DEFINITION of 'Peter Lynch'
One of the most successful and well known investors of all time. Peter Lynch is the legendary former manager of the Magellan Fund at major investment brokerage Fidelity. He took over the fund in 1977 at age 33. He ran the fund for 13 years and his success allowed him to retire in 1990 at age 46. His investment style has been described as adaptive to the economic environment prevailing at the time, but Lynch always stressed that you should be able to understand what you own.
BREAKING DOWN 'Peter Lynch'
Lynch developed an interest in the stock market through conversations he overheard while working as a caddy at an upscale golf club when he was 11 during a time when the stock market was performing well. He attended Boston College on a partial scholarship and paid the rest of his way by caddying. He graduated in 1965 with a degree in finance. In 1966 he worked as a summer student at Fidelity.
One of his first successful investments was in an air-freight company called Flying Tiger, which helped him pay for graduate school. He earned a master’s in business administration from Wharton School of Business at the University of Pennsylvania in 1968. He served in the army from 1967 through 1969.
At age 25 he got his first full-time job as a textiles and metals analyst at Fidelity. Having caddied for the company’s president for eight years undoubtedly helped him get the job.
In 1977 he took over the Magellan Fund, a small, aggressive capital appreciation fund created in 1963 that held mostly domestic investments. An investor who put $1,000 into the fund the day Lynch took over would have had $28,000 the day he left. Under his management, the fund returned an average of 29% per year and outperformed the S&P 500 for all but two years. Many investors commonly point to Peter Lynch as an example that active management can achieve superior results relative to the benchmark.

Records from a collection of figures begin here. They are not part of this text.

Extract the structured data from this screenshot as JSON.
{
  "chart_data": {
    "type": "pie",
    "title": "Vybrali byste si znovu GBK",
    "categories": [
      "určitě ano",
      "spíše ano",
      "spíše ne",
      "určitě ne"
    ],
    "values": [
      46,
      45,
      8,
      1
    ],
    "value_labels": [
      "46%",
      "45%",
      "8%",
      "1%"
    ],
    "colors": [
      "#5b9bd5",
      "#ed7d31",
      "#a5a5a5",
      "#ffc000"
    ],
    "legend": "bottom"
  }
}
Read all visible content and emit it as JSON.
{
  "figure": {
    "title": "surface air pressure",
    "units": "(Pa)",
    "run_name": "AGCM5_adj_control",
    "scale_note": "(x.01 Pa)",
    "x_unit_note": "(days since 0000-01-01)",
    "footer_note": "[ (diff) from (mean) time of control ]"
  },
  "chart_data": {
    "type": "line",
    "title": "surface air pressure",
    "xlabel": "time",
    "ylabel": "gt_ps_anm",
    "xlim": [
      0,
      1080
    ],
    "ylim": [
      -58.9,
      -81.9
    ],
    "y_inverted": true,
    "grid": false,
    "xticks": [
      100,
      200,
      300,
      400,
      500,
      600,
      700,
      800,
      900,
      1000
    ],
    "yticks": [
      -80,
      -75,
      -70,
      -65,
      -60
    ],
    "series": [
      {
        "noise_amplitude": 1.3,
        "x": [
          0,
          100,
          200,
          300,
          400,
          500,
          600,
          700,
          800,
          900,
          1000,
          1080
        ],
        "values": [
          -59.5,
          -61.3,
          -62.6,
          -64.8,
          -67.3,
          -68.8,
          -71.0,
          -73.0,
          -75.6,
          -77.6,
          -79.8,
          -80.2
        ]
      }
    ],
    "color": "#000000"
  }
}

He is credited with inventing the price-to-earnings-growth (PEG) ratio that helps investors determine whether a stock is inexpensive given its growth potential, along with other stock valuation methods popular with value investors. Lynch thinks individual investors can perform well by investing in what they know and getting to learn about a company, its business model and its fundamentals. He believes in investing for the long term and choosing companies whose assets Wall Street has undervalued. He also thinks companies with below-average price-to-earnings ratios for their industry and for the company historically have the potential to perform well.
Lynch is the author of the bestselling investment books “One Up on Wall Street” (1989) and “Beating the Street” (1994). He created the Lynch Foundation to support education, religious organizations, medicine and more.